After indignantly waving their tariff in your face, electric utilities are quick to claim "lack of notice" when confronted with claims alleging that an electrical malfunction in the utility’s wiring and equipment caused a fire at your insured’s property. Many times, this defense deters further recovery efforts. But a thorough investigation of the utility’s pre-loss knowledge, likely only possible through litigation, may provide you with a viable subrogation claim.
For example, your electrical expert tells you that the fire at your insured’s property was caused by an electrical surge into the electric meter located on the exterior of your insured’s house. The surge, in turn, resulted from shorting and electrical activity in the underground distribution bus buried beneath a box outside the property. Your expert also determines that the arcing and electrical activity at the bus probably resulted from settlement, which may have been caused by improperly compacted soil.
The utility claims it had no notice of any problems with the electrical service, settlement, or the compaction of the soil and consequently, no reason or duty to inspect its underground equipment before the fire. Moreover, the utility claims, it sub contracted the electrical service installation work and the developer was responsible for compacting the soil.
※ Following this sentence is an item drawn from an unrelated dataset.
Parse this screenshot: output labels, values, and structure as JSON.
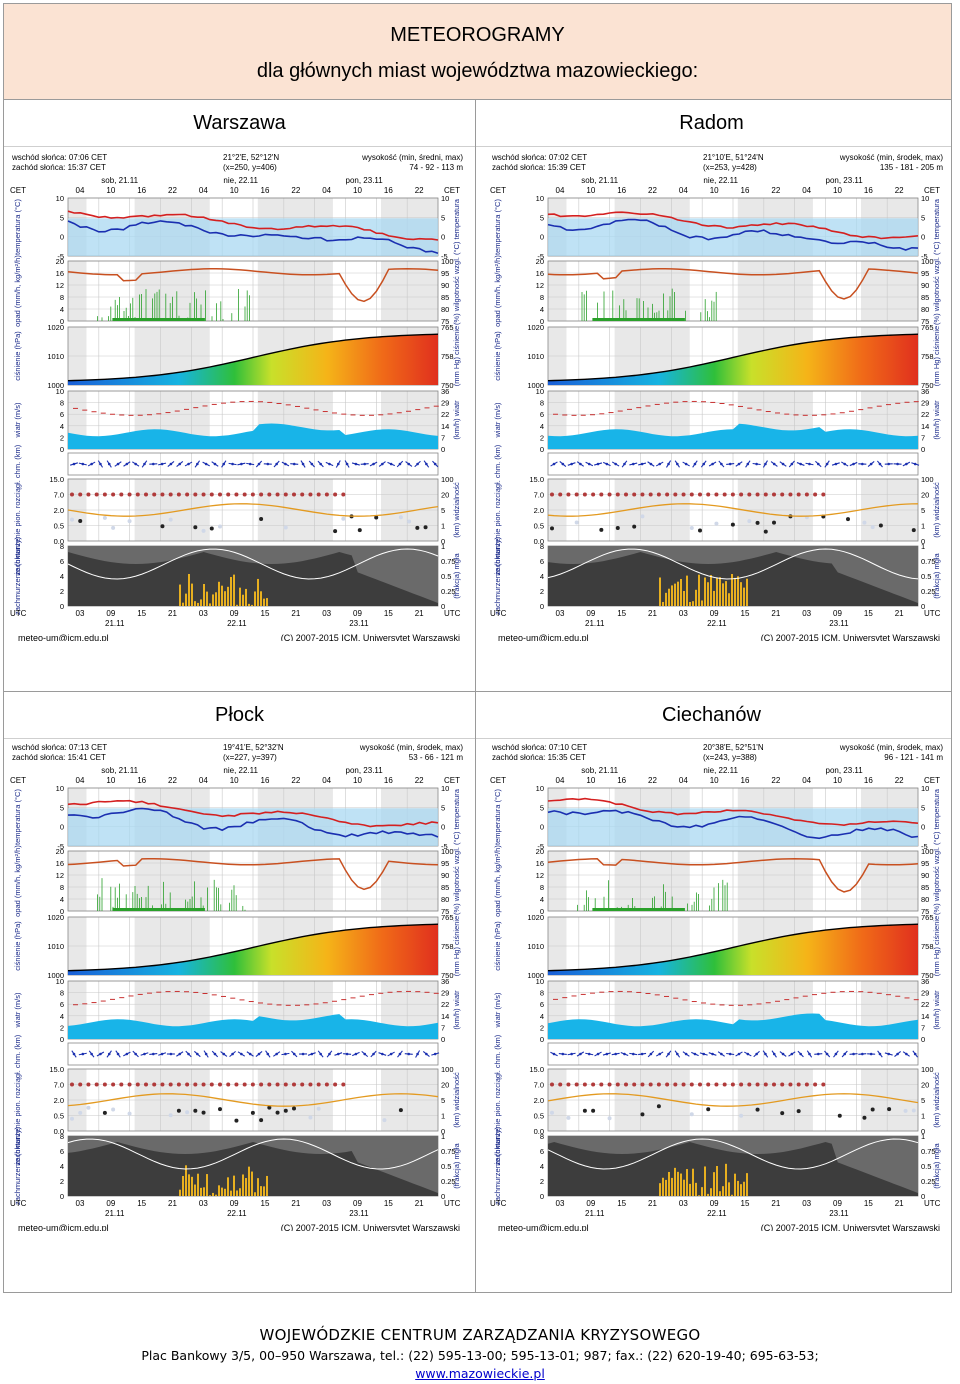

You can ask the utility for its internal records concerning service calls for any property serviced by the underground equipment, for records regarding the installation work, and for records regarding the utility’s knowledge of problems with settlement at this development, and possibly studies in the utility’s possession regarding the effects of settlement and their equipment’s ability to withstand anticipated ground settlement. Of course, the utility is not going to voluntarily provide you with any information. So the reality is, if you have a good expert and the case is sufficiently large, it may be in your best interest to file suit to obtain the information and the utility’s internal documents you need to support your claims, or to confirm that there is no basis for a claim against the utility.